Ctesibus a donné le nom à son instrument Hydraulis (ὕδραυλις), Fait avec les racines de ὕδωρ (Eau) et αὐλός (Flute), à ​​partir duquel il est dérivé l'adjectif hydraulique, initialement utilisé uniquement pour l'organe, puis étendu à des objets sans relation avec la musique.
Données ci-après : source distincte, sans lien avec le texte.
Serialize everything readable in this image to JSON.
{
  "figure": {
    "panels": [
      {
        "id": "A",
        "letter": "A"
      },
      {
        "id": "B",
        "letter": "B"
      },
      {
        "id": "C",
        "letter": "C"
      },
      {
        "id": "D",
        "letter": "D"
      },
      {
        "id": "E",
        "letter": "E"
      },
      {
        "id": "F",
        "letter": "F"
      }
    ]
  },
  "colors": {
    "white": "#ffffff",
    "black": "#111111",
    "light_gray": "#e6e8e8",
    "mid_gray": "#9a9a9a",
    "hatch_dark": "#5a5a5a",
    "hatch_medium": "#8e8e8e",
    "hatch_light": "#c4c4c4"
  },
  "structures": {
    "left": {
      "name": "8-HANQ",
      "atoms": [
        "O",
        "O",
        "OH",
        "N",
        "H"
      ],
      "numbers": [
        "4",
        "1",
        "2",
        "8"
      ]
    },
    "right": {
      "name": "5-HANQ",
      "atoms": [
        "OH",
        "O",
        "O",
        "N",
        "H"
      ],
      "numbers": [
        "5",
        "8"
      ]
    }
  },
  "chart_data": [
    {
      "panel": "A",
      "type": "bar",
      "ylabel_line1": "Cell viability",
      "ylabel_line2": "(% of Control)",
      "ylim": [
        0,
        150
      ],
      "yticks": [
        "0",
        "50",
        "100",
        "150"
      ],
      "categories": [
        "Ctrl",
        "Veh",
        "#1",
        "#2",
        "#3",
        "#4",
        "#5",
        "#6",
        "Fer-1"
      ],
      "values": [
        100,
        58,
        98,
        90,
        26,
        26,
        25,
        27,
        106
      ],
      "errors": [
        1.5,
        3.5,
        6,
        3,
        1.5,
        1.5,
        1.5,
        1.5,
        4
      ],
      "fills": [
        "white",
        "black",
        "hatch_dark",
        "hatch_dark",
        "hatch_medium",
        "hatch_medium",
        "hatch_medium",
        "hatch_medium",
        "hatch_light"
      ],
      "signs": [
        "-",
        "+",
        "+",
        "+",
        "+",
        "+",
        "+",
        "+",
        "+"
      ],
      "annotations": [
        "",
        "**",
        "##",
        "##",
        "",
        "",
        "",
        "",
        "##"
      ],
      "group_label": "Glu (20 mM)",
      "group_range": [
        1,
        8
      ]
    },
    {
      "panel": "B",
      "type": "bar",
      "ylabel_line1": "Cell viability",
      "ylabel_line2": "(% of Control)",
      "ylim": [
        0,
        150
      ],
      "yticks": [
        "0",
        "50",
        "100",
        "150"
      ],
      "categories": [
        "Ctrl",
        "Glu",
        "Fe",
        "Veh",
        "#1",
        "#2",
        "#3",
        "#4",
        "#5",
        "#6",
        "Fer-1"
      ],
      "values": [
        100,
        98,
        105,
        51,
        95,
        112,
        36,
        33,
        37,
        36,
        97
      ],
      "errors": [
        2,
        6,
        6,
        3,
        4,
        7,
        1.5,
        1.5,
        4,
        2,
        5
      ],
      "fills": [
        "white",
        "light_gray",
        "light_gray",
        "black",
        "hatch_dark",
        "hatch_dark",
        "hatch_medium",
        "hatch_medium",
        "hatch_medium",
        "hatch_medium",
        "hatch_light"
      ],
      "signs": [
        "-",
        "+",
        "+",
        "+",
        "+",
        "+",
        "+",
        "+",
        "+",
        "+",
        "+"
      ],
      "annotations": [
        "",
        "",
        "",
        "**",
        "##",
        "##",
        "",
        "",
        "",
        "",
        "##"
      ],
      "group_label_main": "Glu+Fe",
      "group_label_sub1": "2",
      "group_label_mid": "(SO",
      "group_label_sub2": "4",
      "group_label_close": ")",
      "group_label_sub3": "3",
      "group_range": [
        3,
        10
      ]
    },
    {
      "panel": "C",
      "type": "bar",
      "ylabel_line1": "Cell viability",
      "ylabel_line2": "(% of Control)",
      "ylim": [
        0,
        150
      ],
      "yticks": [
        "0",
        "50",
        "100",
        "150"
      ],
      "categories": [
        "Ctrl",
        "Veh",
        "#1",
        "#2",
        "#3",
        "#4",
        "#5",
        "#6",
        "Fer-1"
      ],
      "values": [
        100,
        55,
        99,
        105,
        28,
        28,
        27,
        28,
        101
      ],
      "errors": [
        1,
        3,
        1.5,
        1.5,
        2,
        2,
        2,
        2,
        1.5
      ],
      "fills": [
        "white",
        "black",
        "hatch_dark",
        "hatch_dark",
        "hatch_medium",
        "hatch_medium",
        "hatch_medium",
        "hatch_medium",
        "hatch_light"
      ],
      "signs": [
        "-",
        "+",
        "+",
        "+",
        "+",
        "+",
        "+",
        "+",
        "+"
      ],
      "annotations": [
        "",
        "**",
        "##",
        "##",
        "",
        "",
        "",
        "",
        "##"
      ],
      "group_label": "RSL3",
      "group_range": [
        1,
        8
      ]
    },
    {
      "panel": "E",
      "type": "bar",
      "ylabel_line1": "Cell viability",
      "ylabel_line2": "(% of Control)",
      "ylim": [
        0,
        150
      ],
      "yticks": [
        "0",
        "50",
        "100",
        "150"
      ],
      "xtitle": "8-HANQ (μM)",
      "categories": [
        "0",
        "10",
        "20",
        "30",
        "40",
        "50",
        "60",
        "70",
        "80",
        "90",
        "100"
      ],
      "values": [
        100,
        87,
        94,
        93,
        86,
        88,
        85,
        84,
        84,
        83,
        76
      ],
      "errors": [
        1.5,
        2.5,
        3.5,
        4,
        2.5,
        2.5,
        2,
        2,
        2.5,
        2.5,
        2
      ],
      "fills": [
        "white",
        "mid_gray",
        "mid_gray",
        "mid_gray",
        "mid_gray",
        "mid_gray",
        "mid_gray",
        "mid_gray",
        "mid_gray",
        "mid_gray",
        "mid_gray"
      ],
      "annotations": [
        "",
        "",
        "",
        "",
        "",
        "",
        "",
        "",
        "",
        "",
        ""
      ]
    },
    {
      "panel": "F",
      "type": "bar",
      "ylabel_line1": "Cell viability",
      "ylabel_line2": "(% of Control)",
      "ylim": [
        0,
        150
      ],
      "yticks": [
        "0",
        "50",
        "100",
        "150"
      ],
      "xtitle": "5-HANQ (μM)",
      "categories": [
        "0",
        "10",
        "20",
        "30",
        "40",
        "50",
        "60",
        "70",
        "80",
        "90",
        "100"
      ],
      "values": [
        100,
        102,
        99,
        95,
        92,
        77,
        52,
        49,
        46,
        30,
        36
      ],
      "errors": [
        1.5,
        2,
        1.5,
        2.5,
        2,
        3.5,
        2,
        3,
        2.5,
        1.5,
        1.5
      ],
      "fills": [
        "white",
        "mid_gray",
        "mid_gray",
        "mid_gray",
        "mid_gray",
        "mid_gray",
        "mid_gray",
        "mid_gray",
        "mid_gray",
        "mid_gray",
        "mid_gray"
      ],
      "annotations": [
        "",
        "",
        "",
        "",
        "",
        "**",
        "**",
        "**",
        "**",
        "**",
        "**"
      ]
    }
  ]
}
L'orgue a été amélioré plus tard en remplaçant la cartouche à l'eau avec un soufflet. Dans l'Empire et de l'époque byzantine est venu en Europe lorsque l'empereur byzantin Constantin V Il a donné un instrument de ce type au roi des Francs Pépin le Bref.

notes

  1. ^ Ateneo, Deipnosophistae, IV, 174d. Ce n'est pas la seule inexactitude Université, ou plutôt Aristoclès, y compris Ateneo apporte une piste. Non seulement l'organe est décrit avec diverses erreurs, mais il fait aussi une distinction absurde entre un barbier Ctésibios, inventeur d'organes, et un ingénieur Ctésibios, auteur de toutes les autres inventions.
  2. ^ Vitruve, de architectura, IX, VIII, 2-3
  3. ^ Hedylus, dans un épigramme cité par l'Université (Deipnosophistae, 497d-e) met en évidence un dispositif hydraulique avec des effets sonores conçus par Ctesibus pour le temple dédié, autour de la 270 BC, la reine Arsinoé II.
  4. ^ Philon de Byzance, Belopoeica, 50, 24-26.
  5. ^ Philon de Byzance, Belopoeica , 77, 26-78, 2.
  6. ^ Université mécanique, de machinis, 29, 10.
  7. ^ Vitruve, de architectura, X, vii, 5.
  8. ^ Ateneo, Deipnosophistae, IV, 174e.
  9. ^ Marsden, op. cit. (Techniques Treatises), pp.1-2. Marsden estime que le titre transmis des manuscrits pourrait signifier Héron rédaction de Belopoeica de Ctesibus.
  10. ^ Philon de Byzance, Belopoeica , 77, 12.
  11. ^ Vitruve, de architectura, I, i, 8. Il est ici traduit philosophie de la nature ce que Vitruve appelé en latin de Natura Rerum, Ajoutant que est appelé par les Grecs Physiologia.
  12. ^ Sur ce point, voir. Prager, op.cit., P. 12.
  13. ^ Vitruve, de architectura, X, vii, 1-3. Pline (Naturalis Historia , VII, 38) dit que Ctesibus était devenu connu pour les inventions et organes de la pompe.
  14. ^ Heron, pneumatique, I, xxviii.
  15. ^ Les fouilles ont fourni 25 spécimens. Voir. Orjan Wikander (ed.), Manuel de l'ancienne technologie de l'eau, Leiden, Brill, 2000, p. 272, note 96.
  16. ^ Vitruve, de architectura, IX, VIII, 4-7
  17. ^ Philon de Byzance, Belopoeica, 67, 28-73, 20.
  18. ^ Philon de Byzance, Belopoeica, 77, 7-78, 26.
  19. ^ Vitruve, de Architectura, X, viii
  20. ^ Heron, pneumatique, I, 42

sources

bibliographie

  • A. G. Drachmann, Ktesibios, Philon et Heron: A Study in Ancient pneumatique, Copenhague. Ejnar Munksgaard, 1948.
  • J. Perrot, Le orgue de SES à la hellénistiques Origène fin du XIIIe siècle, Paris, Picard, 1965.
  • E. W. Marsden, Artillerie grecque et romaine. développement historique, Oxford, au Clarendon Press, 1969.
  • E. W. Marsden, Artillerie grecque et romaine. Treatises techniques, Oxford, au Clarendon Press, 1971.
  • F. D. Prager, introduction à Philo de Byzance, pneumatique, Wiesbaden, Ludwig Reichert Verlag, 1974.